Calibrating Thermometers – Celsius Celsius scale - Anders Celsius arbitrarily decided that the freezing and boiling points of water would be separated by 100 degrees, and he pegged the freezing point of water at 100 degrees. (His scale was later inverted, so the boiling point of water became 100 degrees and the freezing point became 0 degrees.)
Graphing the temperature • Instructions • MAKE 5 copies of the Temperature Graph. • WRITE the day on the top of the first graph. • START from the bottom of the Fahrenheit or Celsius side of the graph (depending on the temperature data collected from the newspaper or local weather) and COLOR up until you reach the current temperature. Then do the same on the other side of the graph, coloring up to where the color stopped on the first side. • READ the degrees Fahrenheit, and the degrees Celsius. Are the numbers the same? Is the temperature the same? • GRAPH the temperature in your neighborhood for several days by REPEATING steps 2-5. Compare the temperatures from week to week. • Which day was the warmest? Which day had the coolest temperatures? • Which week was the warmest? Which week had the coolest temperatures?

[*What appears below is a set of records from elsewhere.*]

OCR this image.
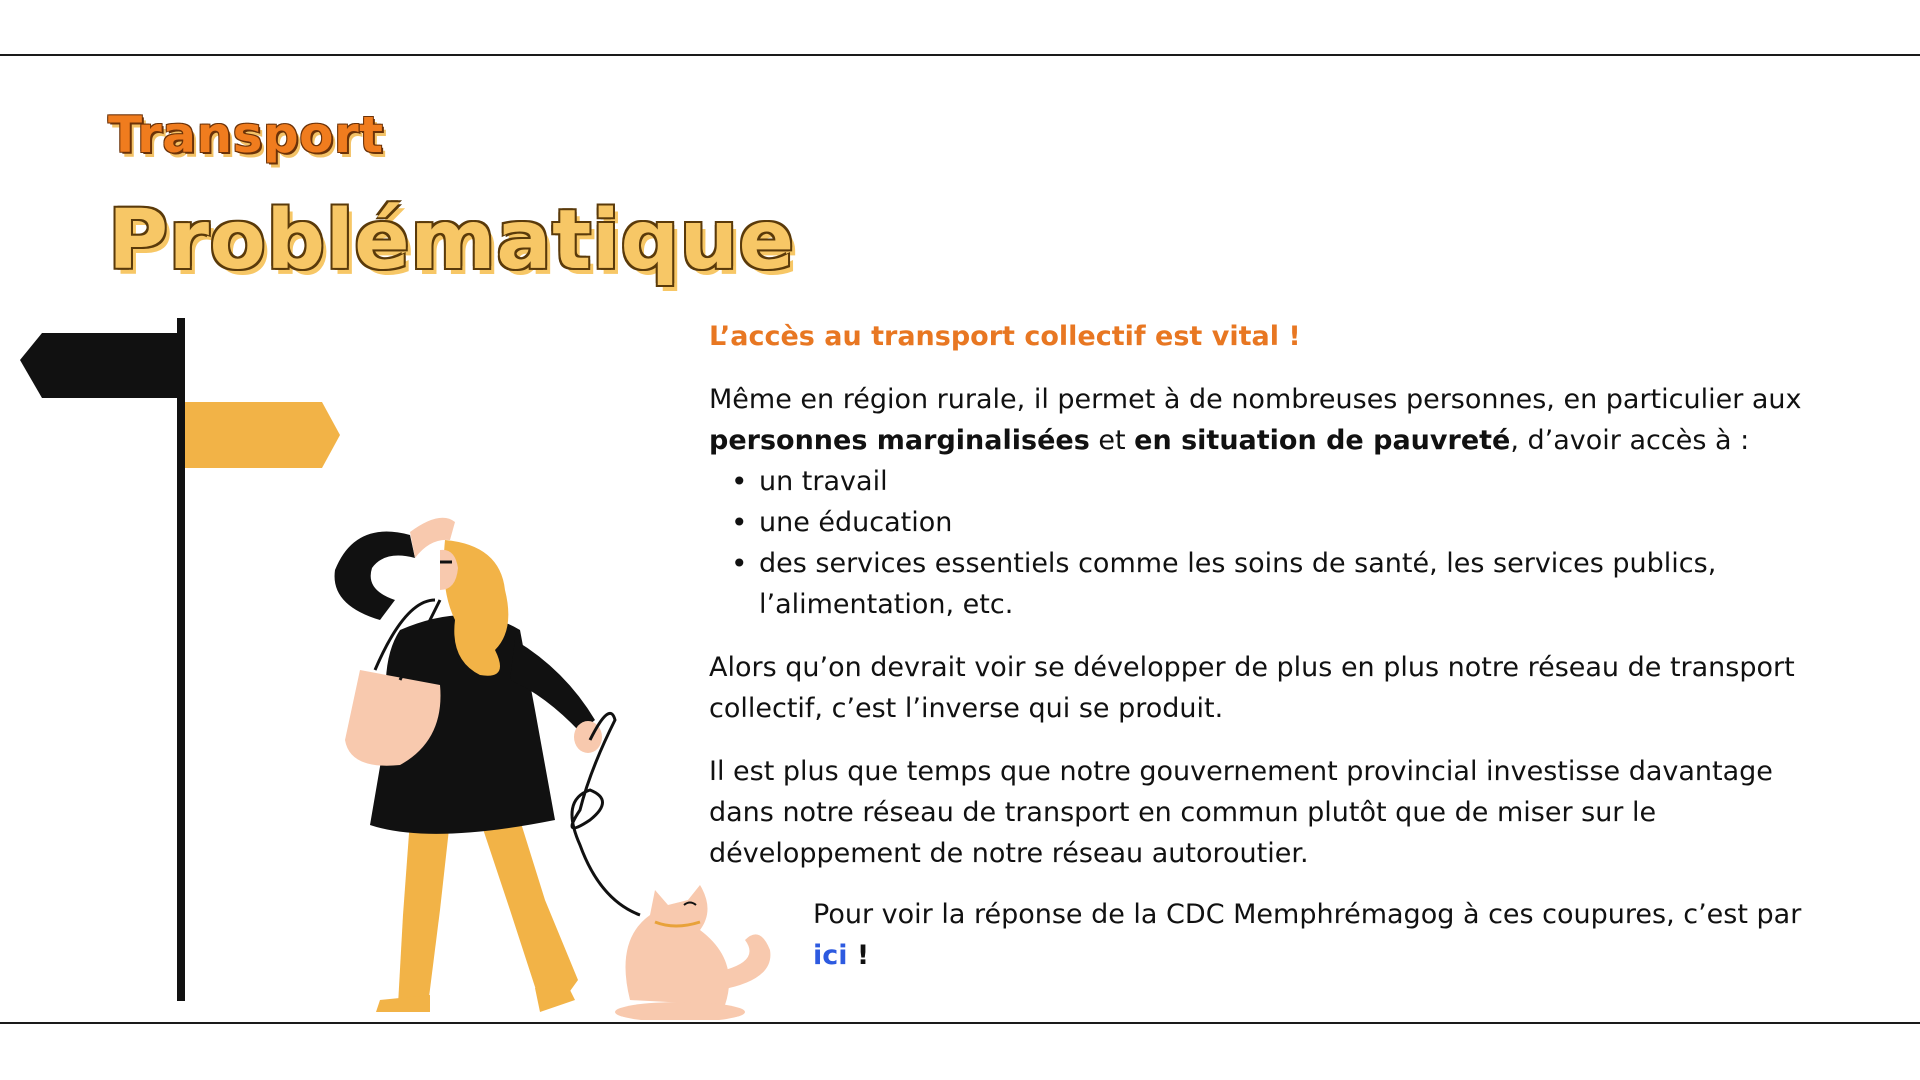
Transport
Problématique

L’accès au transport collectif est vital !

Même en région rurale, il permet à de nombreuses personnes, en particulier aux personnes marginalisées et en situation de pauvreté, d’avoir accès à :

• un travail
• une éducation
• des services essentiels comme les soins de santé, les services publics, l’alimentation, etc.

Alors qu’on devrait voir se développer de plus en plus notre réseau de transport collectif, c’est l’inverse qui se produit.

Il est plus que temps que notre gouvernement provincial investisse davantage dans notre réseau de transport en commun plutôt que de miser sur le développement de notre réseau autoroutier.

Pour voir la réponse de la CDC Memphrémagog à ces coupures, c’est par ici !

Instructions • CUT out the thermometer. • PASTE it to the heavy cardboard, and cut away the extra cardboard to the size of the thermometer. • PUNCH OUT the two black dots on the top and bottom of the thermometer. • MEASURE the distance between the two holes. • CUT a piece of white yarn and a piece of red yarn, both two inches longer than the distance between the two holes. • TIE the white yarn to one end of the red yarn. • On the side with the numbers, THREAD the yarn through the top and bottom holes, making sure the red piece is at the bottom and the white on top. • TURN the thermometer to the back, and loosely tie the yarn ends together. • MOVE the yarn up and down to show different temperatures on the face of the thermometer. • PRACTICE reading the temperature in both Celsius and Fahrenheit. If it's 80 degrees Fahrenheit, how many degrees Celsius is it?